125 000 personnes ont participé au 4e samedi de mobilisation. (Photo : AFP)
« L’acte V » du mouvement des « gilets jaunes » aura-t-il lieu samedi 15 décembre, à l’instar des quatre samedis précédents ? Ou bien les annonces du président français, Emmanuel Macron, suffiront-elles à contenir la crise ? Ce sont les questions qui s’imposent suite aux annonces de M. Macron. Tant attendu depuis le début de la crise, il y a déjà un mois, le président français est sorti de son silence lundi 10 décembre pour annoncer, dans un discours télévisé, plusieurs mesures sociales destinées à améliorer le pouvoir d’achat des Français : hausse du salaire minimum de 100 euros dès 2019, sans qu’il en coûte un euro de plus aux employeurs, défiscalisation des heures supplémentaires dès 2019 et annulation, pour les retraités qui touchent moins de 2 000 euros par mois, de la hausse de taxes qui avait été imposée aux pensions de retraite. Coût de ces mesures : entre 8 et 10 milliards d’euros que l’Etat ne sait pas encore où piocher. Le président français a également tenu à faire son mea culpa, reconnaissant qu’il lui était « arrivé de blesser » certains par ses propos. En revanche, il a exclu toute « indulgence » pour les auteurs des nombreux violences et pillages qui ont émaillé les manifestations des « gilets jaunes ».
M. Macron a également écarté un retour sur la suppression de l’Impôt Sur la Fortune (ISF), dont l’abolition au début du mandat est vécue comme une injustice par les « gilets jaunes », assurant que la transformation de l’ISF pour inciter à des investissements productifs a permis de créer des emplois.
Réactions contrastées
Des gestes accueillis de façon contrastée auprès des « gilets jaunes ». Alors que de nombreux protestataires ont annoncé leur détermination à poursuivre les blocages et barrages filtrants, notamment sur les ronds-points, et ont appelé à un « acte V » de la mobilisation dans toute la France, certains ont appelé à « une trêve » en saluant « des avancées, une porte ouverte » du pouvoir. Tout reste donc possible, d’autant plus que les inconnues sont nombreuses.
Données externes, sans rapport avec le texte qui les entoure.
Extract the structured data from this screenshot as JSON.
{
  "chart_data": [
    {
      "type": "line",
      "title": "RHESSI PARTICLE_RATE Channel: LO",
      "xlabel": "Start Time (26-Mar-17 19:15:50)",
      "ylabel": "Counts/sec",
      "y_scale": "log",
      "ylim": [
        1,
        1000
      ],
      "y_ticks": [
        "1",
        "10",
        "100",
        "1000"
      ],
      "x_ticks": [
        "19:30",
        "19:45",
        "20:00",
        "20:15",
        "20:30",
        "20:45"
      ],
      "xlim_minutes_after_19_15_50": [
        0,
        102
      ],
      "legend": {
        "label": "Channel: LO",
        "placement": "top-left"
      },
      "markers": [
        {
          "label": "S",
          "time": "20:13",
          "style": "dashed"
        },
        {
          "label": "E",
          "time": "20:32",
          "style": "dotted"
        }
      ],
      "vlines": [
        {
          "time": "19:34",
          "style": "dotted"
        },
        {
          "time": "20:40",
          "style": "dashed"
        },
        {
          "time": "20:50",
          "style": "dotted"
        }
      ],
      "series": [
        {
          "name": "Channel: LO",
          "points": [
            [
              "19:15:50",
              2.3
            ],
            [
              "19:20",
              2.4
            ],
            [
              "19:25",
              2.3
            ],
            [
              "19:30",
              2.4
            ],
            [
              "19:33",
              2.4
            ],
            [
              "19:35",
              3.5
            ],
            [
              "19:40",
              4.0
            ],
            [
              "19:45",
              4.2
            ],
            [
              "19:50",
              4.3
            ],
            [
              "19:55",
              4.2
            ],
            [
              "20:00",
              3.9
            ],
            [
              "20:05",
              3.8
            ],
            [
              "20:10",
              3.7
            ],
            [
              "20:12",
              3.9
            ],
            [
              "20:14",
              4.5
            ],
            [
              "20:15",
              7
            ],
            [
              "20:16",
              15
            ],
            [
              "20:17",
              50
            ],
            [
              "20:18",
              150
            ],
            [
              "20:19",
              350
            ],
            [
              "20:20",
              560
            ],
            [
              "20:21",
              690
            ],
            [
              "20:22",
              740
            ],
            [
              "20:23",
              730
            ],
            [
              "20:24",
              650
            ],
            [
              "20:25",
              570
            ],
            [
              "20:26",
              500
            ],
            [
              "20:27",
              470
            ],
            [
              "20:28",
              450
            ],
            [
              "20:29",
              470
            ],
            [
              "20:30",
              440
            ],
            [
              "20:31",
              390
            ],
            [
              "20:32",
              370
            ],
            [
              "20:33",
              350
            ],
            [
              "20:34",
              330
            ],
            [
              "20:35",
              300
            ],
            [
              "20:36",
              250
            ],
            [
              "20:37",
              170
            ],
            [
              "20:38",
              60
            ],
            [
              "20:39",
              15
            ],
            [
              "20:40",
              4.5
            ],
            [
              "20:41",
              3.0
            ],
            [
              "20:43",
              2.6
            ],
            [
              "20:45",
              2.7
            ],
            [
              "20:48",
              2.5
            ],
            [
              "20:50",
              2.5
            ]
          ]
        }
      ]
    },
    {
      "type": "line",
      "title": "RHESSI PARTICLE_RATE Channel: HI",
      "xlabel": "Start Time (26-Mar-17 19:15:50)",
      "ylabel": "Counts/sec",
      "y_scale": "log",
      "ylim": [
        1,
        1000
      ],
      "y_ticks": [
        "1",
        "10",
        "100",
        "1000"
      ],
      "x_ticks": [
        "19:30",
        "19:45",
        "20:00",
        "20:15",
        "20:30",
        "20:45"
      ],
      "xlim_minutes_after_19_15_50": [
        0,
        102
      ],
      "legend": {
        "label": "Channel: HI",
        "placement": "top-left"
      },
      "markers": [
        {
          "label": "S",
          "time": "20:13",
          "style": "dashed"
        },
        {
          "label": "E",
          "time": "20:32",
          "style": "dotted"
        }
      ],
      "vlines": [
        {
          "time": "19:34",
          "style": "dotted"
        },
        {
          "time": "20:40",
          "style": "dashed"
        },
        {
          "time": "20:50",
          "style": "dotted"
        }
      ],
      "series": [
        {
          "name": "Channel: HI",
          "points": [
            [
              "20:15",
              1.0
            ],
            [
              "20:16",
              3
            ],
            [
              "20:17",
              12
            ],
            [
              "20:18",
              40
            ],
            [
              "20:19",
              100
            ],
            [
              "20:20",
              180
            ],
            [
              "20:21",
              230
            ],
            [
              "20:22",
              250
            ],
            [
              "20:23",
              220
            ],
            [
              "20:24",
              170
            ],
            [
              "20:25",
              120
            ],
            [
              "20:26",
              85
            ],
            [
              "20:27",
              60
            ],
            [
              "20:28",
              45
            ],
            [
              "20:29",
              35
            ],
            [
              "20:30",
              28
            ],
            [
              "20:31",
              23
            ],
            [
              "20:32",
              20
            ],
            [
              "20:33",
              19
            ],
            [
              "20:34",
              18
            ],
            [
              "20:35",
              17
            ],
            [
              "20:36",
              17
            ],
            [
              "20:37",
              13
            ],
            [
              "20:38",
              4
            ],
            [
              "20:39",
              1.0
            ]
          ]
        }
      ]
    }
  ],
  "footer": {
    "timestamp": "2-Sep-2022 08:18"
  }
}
Après les annonces, l’heure est aux explications. Dès le lendemain du discours de M. Macron, c’était au tour de son premier ministre, Edouard Philippe, de s’expliquer devant l’Assemblée nationale pour détailler les contours des décisions prises par le président français (résultats non communiqués au moment de l’impression du journal). Or, au parlement, c’est une autre bataille, cette fois politique, à laquelle l’exécutif fait face : depuis le début du mouvement de contestation, l’opposition joue également son jeu, mettant parfois de l’huile sur le feu. Si le président français a donc fait un geste, ce n’est qu’un premier pas et ce sont les développements dans les jours et les semaines à venir qui détermineront l’avenir de la contestation. Le pouvoir devra étudier les mouvements de l’opinion, jugés cruciaux pour la poursuite de la crise, en l’absence d’organisation structurée des « gilets jaunes », un mouvement protéiforme et non centralisé. Ensuite, il faudra voir les réactions politiques. En effet, pour le moment, l’exécutif n’a donné que des réponses sociales à une crise qui revêt de plus en plus un aspect politique. Et l’opposition est là pour saisir la moindre occasion. Déjà très critique à l’égard du président français, le chef de file de La France Insoumise (LFI, gauche radicale), Jean-Luc Mélenchon, a déclaré, cynique, que M. Macron « a pensé qu’une distribution de monnaie pourrait calmer l’insurrection citoyenne qui a éclaté ». Même son de cloche chez Marine Le Pen, présidente du Rassemblement national (ex-FN, extrême droite), qui a estimé que le président « reculait pour mieux sauter ». Avant le discours d’Emmanuel Macron, Jean-Luc Mélenchon n’a cessé d’évoquer « la dissolution » de l’Assemblée nationale, qui « s’approche comme une issue paisible, raisonnable et tranquille » à la crise. Députés LFI, communistes et socialistes veulent déposer une motion de censure contre le gouvernement, qui devrait être débattue dans les jours à venir. Une motion de censure qui n’a certes aucune chance d’être adoptée, mais qui ne manquera pas de perturber encore plus l’exécutif français.
La première réaction syndicale a elle aussi été très critique. Pour la Confédération Générale du Travail (CGT), Emmanuel Macron « n’a rien compris de la colère qui s’exprime ».
Le président français a dit décréter « l’état d’urgence économique et social ». Il lui reste d’espérer de ne pas être contraint à déclarer l’état d’urgence tout court.